On 11/13/2012 1:56 PM, Andrei Alexandrescu wrote:
On 11/13/12 1:28 PM, Walter Bright wrote:
On 11/13/2012 1:11 AM, luka8088 wrote:
This clarifies a lot, but still a lot of people get confused with:
http://dlang.org/faq.html#shared_memory_barriers
is it a faq error ?
Andrei is a proponent of having shared to memory barriers, I disagree
with him. We haven't convinced each other yet, so this is a bit up in
the air.
Wait, then what would shared do? This is new to me as I've always assumed you
and I have the same view on this.
I'm just not convinced that having the compiler add memory barriers:
1. will result in correctly working code, when done by programmers who have only
an incomplete understanding of memory barriers, which would be about 99.9% of us.
2. will result in efficient code
I also worry that it will lure programmers into a false sense of complacency
about shared, that simply adding "shared" to a type will make their concurrent
code work.
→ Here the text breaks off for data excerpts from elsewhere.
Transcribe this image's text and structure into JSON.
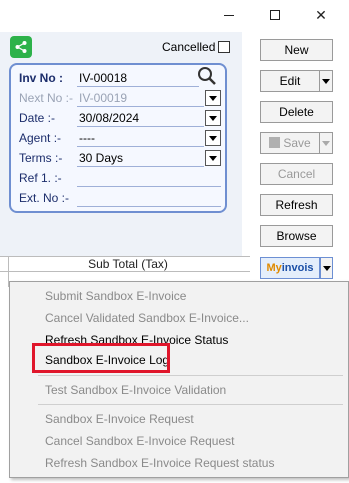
{
  "window": {
    "minimize_icon": "minimize-icon",
    "maximize_icon": "maximize-icon",
    "close_icon": "close-icon",
    "close_glyph": "✕"
  },
  "header": {
    "share_icon": "share-icon",
    "cancelled_label": "Cancelled",
    "cancelled_checked": false
  },
  "invoice": {
    "inv_no_label": "Inv No :",
    "inv_no_value": "IV-00018",
    "next_no_label": "Next No :-",
    "next_no_value": "IV-00019",
    "date_label": "Date :-",
    "date_value": "30/08/2024",
    "agent_label": "Agent :-",
    "agent_value": "----",
    "terms_label": "Terms :-",
    "terms_value": "30 Days",
    "ref_label": "Ref 1. :-",
    "ref_value": "",
    "ext_no_label": "Ext. No :-",
    "ext_no_value": ""
  },
  "toolbar": {
    "new_label": "New",
    "edit_label": "Edit",
    "delete_label": "Delete",
    "save_label": "Save",
    "cancel_label": "Cancel",
    "refresh_label": "Refresh",
    "browse_label": "Browse",
    "myinvois_my": "My",
    "myinvois_invois": "invois"
  },
  "grid": {
    "column_subtotal_tax": "Sub Total (Tax)"
  },
  "menu": {
    "items": [
      {
        "label": "Submit Sandbox E-Invoice",
        "enabled": false
      },
      {
        "label": "Cancel Validated Sandbox E-Invoice...",
        "enabled": false
      },
      {
        "label": "Refresh Sandbox E-Invoice Status",
        "enabled": true
      },
      {
        "label": "Sandbox E-Invoice Log",
        "enabled": true,
        "highlighted": true
      },
      {
        "label": "Test Sandbox E-Invoice Validation",
        "enabled": false
      },
      {
        "label": "Sandbox E-Invoice Request",
        "enabled": false
      },
      {
        "label": "Cancel Sandbox E-Invoice Request",
        "enabled": false
      },
      {
        "label": "Refresh Sandbox E-Invoice Request status",
        "enabled": false
      }
    ]
  },
  "colors": {
    "panel_border": "#6f8fd1",
    "highlight_box": "#e0162b",
    "share_green": "#2db24a"
  }
}
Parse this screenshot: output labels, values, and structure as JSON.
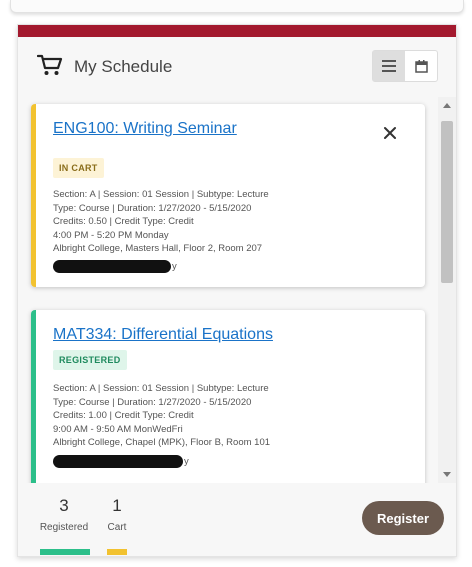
{
  "colors": {
    "accent": "#a3192e",
    "cart_status": "#f2c230",
    "registered_status": "#2cbf8a",
    "link": "#1a73c8",
    "register_button": "#6b5a4f"
  },
  "header": {
    "icon": "shopping-cart-icon",
    "title": "My Schedule",
    "view_toggle": [
      {
        "icon": "list-view-icon",
        "active": true
      },
      {
        "icon": "calendar-view-icon",
        "active": false
      }
    ]
  },
  "courses": [
    {
      "title": "ENG100: Writing Seminar",
      "status": "IN CART",
      "details": [
        "Section: A | Session: 01 Session | Subtype: Lecture",
        "Type: Course | Duration: 1/27/2020 - 5/15/2020",
        "Credits: 0.50 | Credit Type: Credit",
        "4:00 PM - 5:20 PM Monday",
        "Albright College, Masters Hall, Floor 2, Room 207"
      ],
      "redacted_tail": "y",
      "removable": true
    },
    {
      "title": "MAT334: Differential Equations",
      "status": "REGISTERED",
      "details": [
        "Section: A | Session: 01 Session | Subtype: Lecture",
        "Type: Course | Duration: 1/27/2020 - 5/15/2020",
        "Credits: 1.00 | Credit Type: Credit",
        "9:00 AM - 9:50 AM MonWedFri",
        "Albright College, Chapel (MPK), Floor B, Room 101"
      ],
      "redacted_tail": "y",
      "removable": false
    }
  ],
  "footer": {
    "registered_count": "3",
    "registered_label": "Registered",
    "cart_count": "1",
    "cart_label": "Cart",
    "register_label": "Register"
  }
}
Few seem to realize that adding memory barriers only makes code
sequentially consistent, it does *not* eliminate race conditions. It just turns
a multicore machine into (logically) a single core one, *not* a single threaded one.
But I do see enormous value in shared in that it logically (and rather
forcefully) separates thread-local code from multi-thread code. For example, see
the post here about adding a destructor to a shared struct, and having it fail
to compile. The complaint was along the lines of shared being broken, whereas I
viewed it along the lines of shared pointing out a logic problem in the code -
what does destroying a struct accessible from multiple threads mean? I think it
must be clear that destroying an object can only happen in one thread, i.e. the
object must become thread local in order to be destroyed.